Laage
Zur jüdischen Geschichte von Laage
In der Stadt Laage hat es während der Zeit der jüdischen Erstbesiedlung Mecklenburgs vermutlich noch keine jüdischen Einwohner gegeben, obwohl Laage bereits im 14. Jahrhundert über Stadtrecht verfügte. Die jüdische Gemeinschaft, die sich hier nach der jüdischen Wiederbesiedlung Mecklenburgs bildete, war nie groß und zählte auch im Vergleich zu anderen jüdischen Gemeinde in Mecklenburg immer zu den kleinen.
Wann genau sich in Laage die ersten Schutzjuden ansiedeln durften, ist nicht genau feststellbar. Einer landesweiten Liste vom 1. Oktober 1760 zufolge, die den gesamten Zeitraum von 1740 bis 1760 abdeckte, gab es in diesem Zeitraum in Laage keine offiziell ansässigen Schutzjuden, so dass derzeit davon ausgegangen werden muss, dass sich in Laage damit erst nach 1760 jüdischen Einwohner angesiedelt haben dürften.
Möglicherweise waren hier jedoch schon damals zeitweise sogenannte „fremde“ Juden in der Stadt, denn für das Gut Prebberede, das sich ganz in der Nähe von Laage befindet, kann schon zu Beginn des 18. Jahrhunderts eine jüdische Familie nachgewiesen werden. Ein um 1674 geborener Abraham Levi war bereits 1714 nach Prebberede gekommen und hatte dort auf dem Gut des Grafen von Bassewitz die Holländerei, wie Käsereien früher genannt wurden, gepachtet. Sein Nachkomme Marcus Abraham wurde später Schutzjude und Stammahn der Familie Josephy in Schwaan.
Der jüdische Friedhof von Laage soll nach mehreren Sekundärquellen schon vor 1800 angelegt worden sein. Glaubwürdig erscheint das jedoch aufgrund der zu erwartenden Anzahl an offiziell geduldeten jüdischen Einwohnern nicht und bedarf weiterer Recherchen. Eine eigens für den Gottesdienst errichtetes oder umgebautes Synagogengebäude hat es in Laage nie gegeben. Sehr wahrscheinlich dürften auch hier lediglich angemietete Betlokale dazu benutzt worden sein.

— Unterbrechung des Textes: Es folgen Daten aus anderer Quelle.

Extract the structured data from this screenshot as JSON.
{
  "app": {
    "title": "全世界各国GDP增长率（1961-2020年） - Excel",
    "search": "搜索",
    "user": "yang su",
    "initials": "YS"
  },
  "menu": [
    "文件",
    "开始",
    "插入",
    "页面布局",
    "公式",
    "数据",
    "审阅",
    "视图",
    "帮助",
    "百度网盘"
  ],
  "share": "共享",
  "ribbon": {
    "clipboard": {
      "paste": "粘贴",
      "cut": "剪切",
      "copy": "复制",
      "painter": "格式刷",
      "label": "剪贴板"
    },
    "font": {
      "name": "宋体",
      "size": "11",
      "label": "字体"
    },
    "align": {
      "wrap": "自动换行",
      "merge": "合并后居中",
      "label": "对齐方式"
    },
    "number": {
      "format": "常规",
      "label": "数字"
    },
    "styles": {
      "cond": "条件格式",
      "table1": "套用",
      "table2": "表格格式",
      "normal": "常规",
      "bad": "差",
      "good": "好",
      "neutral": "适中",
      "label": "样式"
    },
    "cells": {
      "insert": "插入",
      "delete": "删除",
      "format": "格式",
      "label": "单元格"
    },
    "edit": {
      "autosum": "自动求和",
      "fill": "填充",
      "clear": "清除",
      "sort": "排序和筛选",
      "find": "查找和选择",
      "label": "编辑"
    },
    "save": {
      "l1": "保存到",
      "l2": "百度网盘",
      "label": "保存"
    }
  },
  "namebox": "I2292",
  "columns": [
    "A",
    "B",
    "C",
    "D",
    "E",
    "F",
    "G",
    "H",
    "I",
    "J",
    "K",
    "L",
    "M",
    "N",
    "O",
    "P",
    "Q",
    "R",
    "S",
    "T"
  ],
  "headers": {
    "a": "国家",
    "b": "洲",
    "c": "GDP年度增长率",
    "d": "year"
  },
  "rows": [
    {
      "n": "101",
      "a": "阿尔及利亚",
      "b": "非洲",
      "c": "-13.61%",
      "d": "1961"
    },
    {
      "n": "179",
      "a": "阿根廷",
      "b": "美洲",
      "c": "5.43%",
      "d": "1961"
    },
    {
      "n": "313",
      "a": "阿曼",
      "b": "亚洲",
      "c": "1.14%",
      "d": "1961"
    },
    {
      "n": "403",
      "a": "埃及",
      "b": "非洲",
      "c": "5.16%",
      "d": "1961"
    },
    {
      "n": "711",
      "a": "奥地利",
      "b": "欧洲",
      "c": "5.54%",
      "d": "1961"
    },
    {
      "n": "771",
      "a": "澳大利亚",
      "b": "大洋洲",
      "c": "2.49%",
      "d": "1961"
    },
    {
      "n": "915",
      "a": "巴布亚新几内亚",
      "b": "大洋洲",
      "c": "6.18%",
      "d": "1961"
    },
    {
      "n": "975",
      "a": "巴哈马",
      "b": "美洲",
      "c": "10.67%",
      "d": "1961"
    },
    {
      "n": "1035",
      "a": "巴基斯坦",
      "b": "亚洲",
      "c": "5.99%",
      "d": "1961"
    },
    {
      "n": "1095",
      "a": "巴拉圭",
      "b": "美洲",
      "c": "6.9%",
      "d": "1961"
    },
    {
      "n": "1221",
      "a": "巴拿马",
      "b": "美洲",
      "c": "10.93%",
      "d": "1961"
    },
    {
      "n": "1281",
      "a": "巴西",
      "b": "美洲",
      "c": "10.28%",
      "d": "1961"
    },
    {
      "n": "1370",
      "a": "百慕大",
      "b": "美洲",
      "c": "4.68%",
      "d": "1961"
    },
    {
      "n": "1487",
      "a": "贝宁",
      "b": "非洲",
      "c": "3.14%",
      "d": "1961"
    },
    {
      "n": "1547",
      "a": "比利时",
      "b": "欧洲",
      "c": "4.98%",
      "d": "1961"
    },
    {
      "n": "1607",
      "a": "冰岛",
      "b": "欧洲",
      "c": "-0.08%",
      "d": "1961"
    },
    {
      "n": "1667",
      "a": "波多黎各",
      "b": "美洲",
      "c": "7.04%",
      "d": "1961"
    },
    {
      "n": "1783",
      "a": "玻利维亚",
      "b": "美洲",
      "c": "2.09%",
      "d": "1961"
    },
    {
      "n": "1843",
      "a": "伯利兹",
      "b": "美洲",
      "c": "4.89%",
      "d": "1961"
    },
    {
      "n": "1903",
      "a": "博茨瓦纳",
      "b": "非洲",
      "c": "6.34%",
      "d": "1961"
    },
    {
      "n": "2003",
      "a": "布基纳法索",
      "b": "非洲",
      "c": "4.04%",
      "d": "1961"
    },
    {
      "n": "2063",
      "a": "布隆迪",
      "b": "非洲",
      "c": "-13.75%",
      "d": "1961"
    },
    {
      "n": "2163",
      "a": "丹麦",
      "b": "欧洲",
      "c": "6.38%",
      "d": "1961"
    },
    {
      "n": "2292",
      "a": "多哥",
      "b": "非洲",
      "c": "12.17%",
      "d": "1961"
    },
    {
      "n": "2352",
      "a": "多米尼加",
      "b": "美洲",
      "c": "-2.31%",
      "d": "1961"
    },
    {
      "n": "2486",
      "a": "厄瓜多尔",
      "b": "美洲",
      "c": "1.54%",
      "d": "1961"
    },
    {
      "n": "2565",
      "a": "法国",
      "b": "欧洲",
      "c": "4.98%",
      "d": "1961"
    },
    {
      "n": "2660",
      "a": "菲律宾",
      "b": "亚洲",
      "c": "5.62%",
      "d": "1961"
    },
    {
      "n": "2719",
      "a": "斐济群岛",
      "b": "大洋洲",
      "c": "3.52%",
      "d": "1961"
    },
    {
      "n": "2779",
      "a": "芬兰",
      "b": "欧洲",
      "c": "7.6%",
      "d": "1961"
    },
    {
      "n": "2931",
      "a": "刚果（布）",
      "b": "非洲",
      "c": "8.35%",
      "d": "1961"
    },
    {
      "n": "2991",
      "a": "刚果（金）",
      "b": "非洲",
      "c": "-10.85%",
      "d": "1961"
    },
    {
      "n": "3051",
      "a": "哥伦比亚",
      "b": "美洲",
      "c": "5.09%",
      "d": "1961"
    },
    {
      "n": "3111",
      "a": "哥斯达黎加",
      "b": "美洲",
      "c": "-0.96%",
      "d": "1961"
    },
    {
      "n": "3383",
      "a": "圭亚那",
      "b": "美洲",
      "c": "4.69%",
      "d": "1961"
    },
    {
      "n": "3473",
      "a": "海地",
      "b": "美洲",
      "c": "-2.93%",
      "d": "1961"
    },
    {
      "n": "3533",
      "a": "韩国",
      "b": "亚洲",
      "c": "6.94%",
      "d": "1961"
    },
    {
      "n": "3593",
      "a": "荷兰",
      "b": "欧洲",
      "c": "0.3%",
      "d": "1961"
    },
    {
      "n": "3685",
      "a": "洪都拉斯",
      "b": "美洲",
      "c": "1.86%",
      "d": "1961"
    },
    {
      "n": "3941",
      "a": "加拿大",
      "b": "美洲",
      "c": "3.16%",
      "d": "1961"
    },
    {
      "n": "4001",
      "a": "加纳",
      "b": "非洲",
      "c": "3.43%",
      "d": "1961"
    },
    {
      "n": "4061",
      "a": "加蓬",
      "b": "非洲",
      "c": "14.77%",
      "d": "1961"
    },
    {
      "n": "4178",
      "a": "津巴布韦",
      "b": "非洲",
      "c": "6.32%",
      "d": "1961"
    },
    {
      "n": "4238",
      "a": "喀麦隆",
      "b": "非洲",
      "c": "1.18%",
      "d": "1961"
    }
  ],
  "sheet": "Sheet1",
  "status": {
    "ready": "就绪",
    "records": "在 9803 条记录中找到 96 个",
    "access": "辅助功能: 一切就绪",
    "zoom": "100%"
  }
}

Der früheste namentliche Nachweis eines Laager Schutzjuden stammt aus dem Jahr 1811. Die örtliche Steuerstube hatte damals auf Anforderung der „Steuer-Policey- und städtischen Cämmerey-Commißion zu Güstrow“ am 28. September 1811 einen Bericht zu Knechten der in der Stadt ansässigen Schutzjuden verfasst. Danach gab es hier mehrere Schutzjuden, von denen aber leider im Falle Laages nur Isaack Samuel namentlich erwähnt wurde und der zum damaligen Berichtszeitraum darüber hinaus auch nicht anwesend war.

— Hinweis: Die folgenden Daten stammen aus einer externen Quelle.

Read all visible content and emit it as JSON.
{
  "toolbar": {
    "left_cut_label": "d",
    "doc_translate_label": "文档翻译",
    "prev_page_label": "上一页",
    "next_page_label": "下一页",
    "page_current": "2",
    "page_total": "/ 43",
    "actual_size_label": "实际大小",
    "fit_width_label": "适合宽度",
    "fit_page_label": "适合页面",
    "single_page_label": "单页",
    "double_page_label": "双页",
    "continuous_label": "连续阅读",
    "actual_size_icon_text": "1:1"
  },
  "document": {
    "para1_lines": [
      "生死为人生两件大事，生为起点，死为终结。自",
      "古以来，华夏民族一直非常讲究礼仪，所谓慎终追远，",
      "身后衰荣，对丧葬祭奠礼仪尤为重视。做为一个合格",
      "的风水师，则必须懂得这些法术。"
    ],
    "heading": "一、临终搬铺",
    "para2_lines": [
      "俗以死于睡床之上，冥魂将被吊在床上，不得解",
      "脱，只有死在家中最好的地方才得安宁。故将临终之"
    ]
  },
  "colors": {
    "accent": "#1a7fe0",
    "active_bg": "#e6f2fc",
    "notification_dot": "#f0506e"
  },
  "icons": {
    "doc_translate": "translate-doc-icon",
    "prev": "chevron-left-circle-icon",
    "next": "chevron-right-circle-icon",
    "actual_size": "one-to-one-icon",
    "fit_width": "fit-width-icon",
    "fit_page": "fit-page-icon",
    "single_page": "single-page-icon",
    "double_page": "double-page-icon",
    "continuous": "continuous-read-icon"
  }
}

Zur Annahme der erblichen Familiennamen auf der Grundlage der entsprechenden Forderung des Emanzipationsedikts vom 22. Februar 1813 wurden erst am 23. Februar 1814 aus Laage insgesamt sechs Familiennamen gemeldet, wodurch sich für Laage nun erstmals auch eine vollständige Schutzjudenliste ergibt: Schutzjuden Abraham Ahrends nahm den Namen Abraham an, Ahrend Röbel wurde zu Ahrends, Joseph Isaac wurde zu Joseph, Simon Mendel behielt den Namen Mendel, so wurde auch Isaac Samuel zu Samuel und Jacob Salomon zu Salomon. Das Generalverzeichnis der in den Städten des Großherzogtums Mecklenburg-Schwerin privilegierten Schutzjuden aus dem Jahr 1825 belegt, dass die meisten der vorgenannten Schutzjuden auch in Laage blieben. Genannt werden dort Jacob Salomon, Siemon Mendel, Juda Ahrends, Ahrens Abraham, Isaac Samuel und Isaac Joseph.
Diese Schutzjuden dürften auch die Gesamtanzahl der Familienoberhäupter der meisten in Laage ansässigen jüdischen Familien gewesen und geblieben sein. Die reine Anzahl jüdischer Einwohner war für den Raum Mecklenburg vergleichsweise sehr gering. Bis 1835 war die Anzahl jüdischer Einwohner gering angestiegen, blieb zwischen 1835 und 1850 nahezu konstant um die Höchststand von 45 Personen, fiel dann aber kontinuierlich ab. Laage zählte damit zu den sehr kleinen jüdischen Gemeinden in Mecklenburg.
Am 16. Januar 1846 erhielt auch die jüdische Gemeinde von Laage eine landesherrlich verordnete Gemeindeordnung. Zur Deutschen Revolution 1848/49 wird Laage von dem ehemalige Güstrower Rabbiner Dr. Leopold Donath erwähnt, als die Laager Juden am 6. Oktober 1848 und 7. November 1849 ausdrücklich für wahlfähig erklärt wurden.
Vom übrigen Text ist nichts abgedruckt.